Murray reports the following important reminders:
- S Corporation owners who work in the business are employees. The IRS expects that owner/employees to take a salary, and it must be “reasonable,” based on the typical salary for that type of position.
- Amounts paid to owner/employees are subject to all payroll taxes and are subject to all payroll taxes and tax reports.
- If a business owner loans money to a business, there should be documentation of that loan; it must be an “arms length” transaction, as if the owner and the business were not related. Even if the business repays the owner for a loan, that owner must still receive a reasonable salary.

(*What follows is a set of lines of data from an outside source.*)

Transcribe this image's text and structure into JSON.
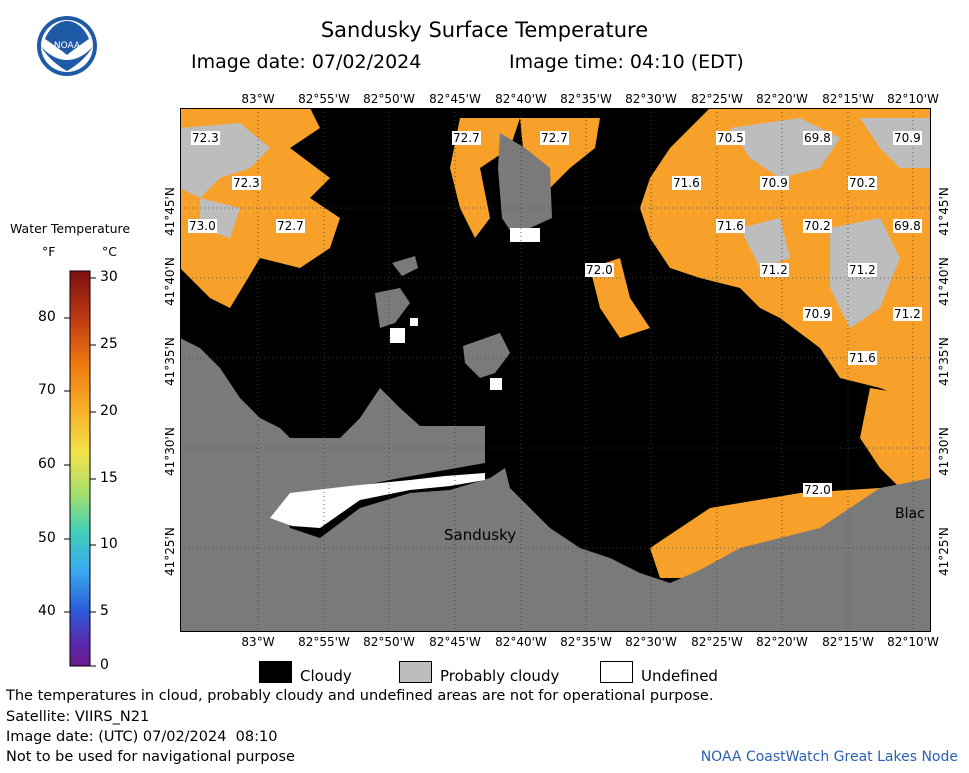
{
  "header": {
    "title": "Sandusky Surface Temperature",
    "image_date_label": "Image date: 07/02/2024",
    "image_time_label": "Image time: 04:10 (EDT)"
  },
  "logo": {
    "text": "NOAA",
    "icon": "noaa-logo-icon"
  },
  "colorbar": {
    "title": "Water Temperature",
    "unit_f": "°F",
    "unit_c": "°C",
    "f_ticks": [
      "80",
      "70",
      "60",
      "50",
      "40"
    ],
    "c_ticks": [
      "30",
      "25",
      "20",
      "15",
      "10",
      "5",
      "0"
    ]
  },
  "axes": {
    "lon_ticks": [
      "83°W",
      "82°55'W",
      "82°50'W",
      "82°45'W",
      "82°40'W",
      "82°35'W",
      "82°30'W",
      "82°25'W",
      "82°20'W",
      "82°15'W",
      "82°10'W"
    ],
    "lat_ticks": [
      "41°45'N",
      "41°40'N",
      "41°35'N",
      "41°30'N",
      "41°25'N"
    ]
  },
  "map": {
    "place_labels": [
      "Sandusky",
      "Blac"
    ],
    "temperature_labels": [
      "72.3",
      "72.3",
      "73.0",
      "72.7",
      "72.7",
      "72.7",
      "70.5",
      "69.8",
      "70.9",
      "71.6",
      "70.9",
      "70.2",
      "71.6",
      "70.2",
      "69.8",
      "72.0",
      "71.2",
      "71.2",
      "70.9",
      "71.2",
      "71.6",
      "72.0"
    ]
  },
  "legend": {
    "cloudy": "Cloudy",
    "probably_cloudy": "Probably cloudy",
    "undefined": "Undefined"
  },
  "footer": {
    "note": "The temperatures in cloud, probably cloudy and undefined areas are not for operational purpose.",
    "satellite": "Satellite: VIIRS_N21",
    "utc_date": "Image date: (UTC) 07/02/2024  08:10",
    "nav_warning": "Not to be used for navigational purpose",
    "credit": "NOAA CoastWatch Great Lakes Node"
  },
  "colors": {
    "cloudy": "#000000",
    "probably_cloudy": "#bdbdbd",
    "land": "#7a7a7a",
    "undefined": "#ffffff",
    "warm_water": "#f7a02a"
  }
}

I’m often asked how one determines a reasonable salary. I point to IRS fact sheet FS-2008-25, Wage Compensation for S Corporation Officers, that lists the following factors in determining reasonable compensation: training and experience, duties and responsibilities, time and effort devoted to the business, dividend history, payments to non-shareholder employees, timing and manner of paying bonuses to key people, what comparable businesses pay for similar services, compensation agreements, and the use of a formula to determine compensation.
The U.S. Department of Labor’s Bureau of Labor Statistics, local employment agencies, and your own market research can all provide data on comparable compensation.